Dostoyevski bir kumarbazdı, Nietzche ağır depresyonda. Bukowski harbiden mutsuzdu. Bu adamlar bunu satmaya çalışmıyorlardı.
Poz vermiyorlardı. Edgar Allan Poe, kuzenine duyduğu aşk ve diş takıntısı hariç, inadına depresif bir hayat sürüyordu. Tiyatrocu bir aile mensup, oyuncu olamamış çünkü çirkin ve yeteneksiz. Korkak. Evet, bir kadını sevememekten ya da parasızlıktan değildi depresyonu. Korkudandı. Gogol gibi, kendi aklındaki canavarlardan, İngiltere’nin pusunda yatan gölgelerden ve yalnızlıktan korkuyordu. Bu korku da neye yol açtı? Korkusunu yazmaya. Yazarak kusmaya ve kendisini terapi etmeye.
Şimdi bu korku hikayelerinin 5’i, harflerden çıkıyor, vücutlanıyor ve korku salmaya başlıyor. Bir de film olarak deneyin?
Bunlardan ilki, “Gammaz Yürek”
Bir anlatıcı, akbaba gözlerine sahip olduğunu düşündüğü birini öldürür. Düşünür evet. Poe’nun korku dünyasında aslında canavarlar, insanın kendi düşüncesidir. En bilinen hikayelerinden biri, gotik edebiyatın da mihenk taşlarından biri. Bir katilin paranoyası. Suç ve Ceza gibi, evet.
Kuyu ve Sarkaç ile devam ediyoruz
İspanyol engizisyon işkencelerini anlatıyor burada Poe. Ama tarihsel gerçekliği bir kenara bırakıp, işkenceye uğrayan kendisiymiş gibi anlatıyor. Ruhun, acıyı çekmesi. Canın değil, ruhun acıyı çekmesi.
Usher Evinin Düşüşü izliyor üçüncü olarak
Aristokrasinin çöküşü ve kaotik bir toplumsal korkuyu işliyor. Gene Poe’nun, hem olayların içinde hem de pencerenin denizliğinden insanın ne kadar gerilebileceğini işlemesini izliyorsunuz.
Kızıl Ölümün Maskesi hikayesinde mesele biraz daha derinleşiyor
Bir prensin, Kızıl Ölüm olarak bilinen bir salgından korkup kendisini manastıra kapatmasını anlatıyor. Her sınıftan insanın öldüğü, paranın ve statünün önemsiz olduğunu kendi aklına aklına vurmak mı istemiş Poe? Yoksa kimsenin yenemeyeceği bir ölümden kaçmanın korkusu mu sarmış acaba?

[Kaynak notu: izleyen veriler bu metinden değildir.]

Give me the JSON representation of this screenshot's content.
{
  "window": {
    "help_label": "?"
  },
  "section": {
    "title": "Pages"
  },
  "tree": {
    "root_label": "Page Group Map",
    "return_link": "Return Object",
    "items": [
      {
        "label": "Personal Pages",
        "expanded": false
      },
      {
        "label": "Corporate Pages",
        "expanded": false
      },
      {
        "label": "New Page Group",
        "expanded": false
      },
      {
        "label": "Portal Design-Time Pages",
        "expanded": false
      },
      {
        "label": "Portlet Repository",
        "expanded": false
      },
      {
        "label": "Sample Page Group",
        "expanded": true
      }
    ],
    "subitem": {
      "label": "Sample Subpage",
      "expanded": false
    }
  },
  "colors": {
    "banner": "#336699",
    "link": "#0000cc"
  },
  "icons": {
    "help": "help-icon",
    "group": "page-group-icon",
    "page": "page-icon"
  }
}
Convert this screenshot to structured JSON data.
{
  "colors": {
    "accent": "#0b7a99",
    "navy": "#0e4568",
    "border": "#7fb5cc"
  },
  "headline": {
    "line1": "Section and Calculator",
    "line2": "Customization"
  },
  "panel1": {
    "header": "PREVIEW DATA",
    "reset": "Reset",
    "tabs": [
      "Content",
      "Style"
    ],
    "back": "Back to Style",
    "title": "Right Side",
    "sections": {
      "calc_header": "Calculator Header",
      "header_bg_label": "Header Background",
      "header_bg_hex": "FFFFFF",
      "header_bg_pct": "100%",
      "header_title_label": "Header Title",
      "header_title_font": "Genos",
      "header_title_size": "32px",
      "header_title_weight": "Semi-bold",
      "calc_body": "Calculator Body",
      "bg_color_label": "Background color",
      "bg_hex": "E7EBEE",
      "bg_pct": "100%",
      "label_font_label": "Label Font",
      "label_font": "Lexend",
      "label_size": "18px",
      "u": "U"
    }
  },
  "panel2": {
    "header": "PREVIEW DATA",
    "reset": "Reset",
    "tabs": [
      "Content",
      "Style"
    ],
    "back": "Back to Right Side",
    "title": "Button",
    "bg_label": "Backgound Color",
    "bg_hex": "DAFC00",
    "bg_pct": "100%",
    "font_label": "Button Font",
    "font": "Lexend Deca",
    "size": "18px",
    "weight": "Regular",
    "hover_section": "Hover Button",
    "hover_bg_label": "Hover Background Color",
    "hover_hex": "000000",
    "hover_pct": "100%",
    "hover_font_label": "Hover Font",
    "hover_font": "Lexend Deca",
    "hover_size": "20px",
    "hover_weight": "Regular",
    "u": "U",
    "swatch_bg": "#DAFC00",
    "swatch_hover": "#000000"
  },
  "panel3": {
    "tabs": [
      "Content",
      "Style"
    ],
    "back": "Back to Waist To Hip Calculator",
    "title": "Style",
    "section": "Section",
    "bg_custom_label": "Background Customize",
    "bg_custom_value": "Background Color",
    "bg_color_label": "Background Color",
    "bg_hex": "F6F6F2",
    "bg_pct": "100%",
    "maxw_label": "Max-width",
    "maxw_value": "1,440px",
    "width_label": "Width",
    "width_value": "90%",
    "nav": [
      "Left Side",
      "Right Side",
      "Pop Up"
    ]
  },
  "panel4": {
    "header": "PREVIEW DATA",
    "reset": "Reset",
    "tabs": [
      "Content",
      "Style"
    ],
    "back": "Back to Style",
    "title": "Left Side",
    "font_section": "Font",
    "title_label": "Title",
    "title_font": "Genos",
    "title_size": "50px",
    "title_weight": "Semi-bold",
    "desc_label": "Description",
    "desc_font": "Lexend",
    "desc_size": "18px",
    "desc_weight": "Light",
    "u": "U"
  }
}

Mr Valdemar’ın Vakasına Tanıklık da ederek vedalaşıyoruz eserle
Yalnızlık, ölüm, dirilme ve umut gibi pek çok kavramı farklı insanların üzerinden irdeliyoruz. Zaten netice itibarıyla diyor ki Poe, insan sadece kendi gerçekliğinden korkar. Hayat insanın kendi yaratısıysa kendisi de bu sorunların yaratıcısıdır ve onlardan üstündür mottosunu irdeler. Neler yapıyor ya bu adam?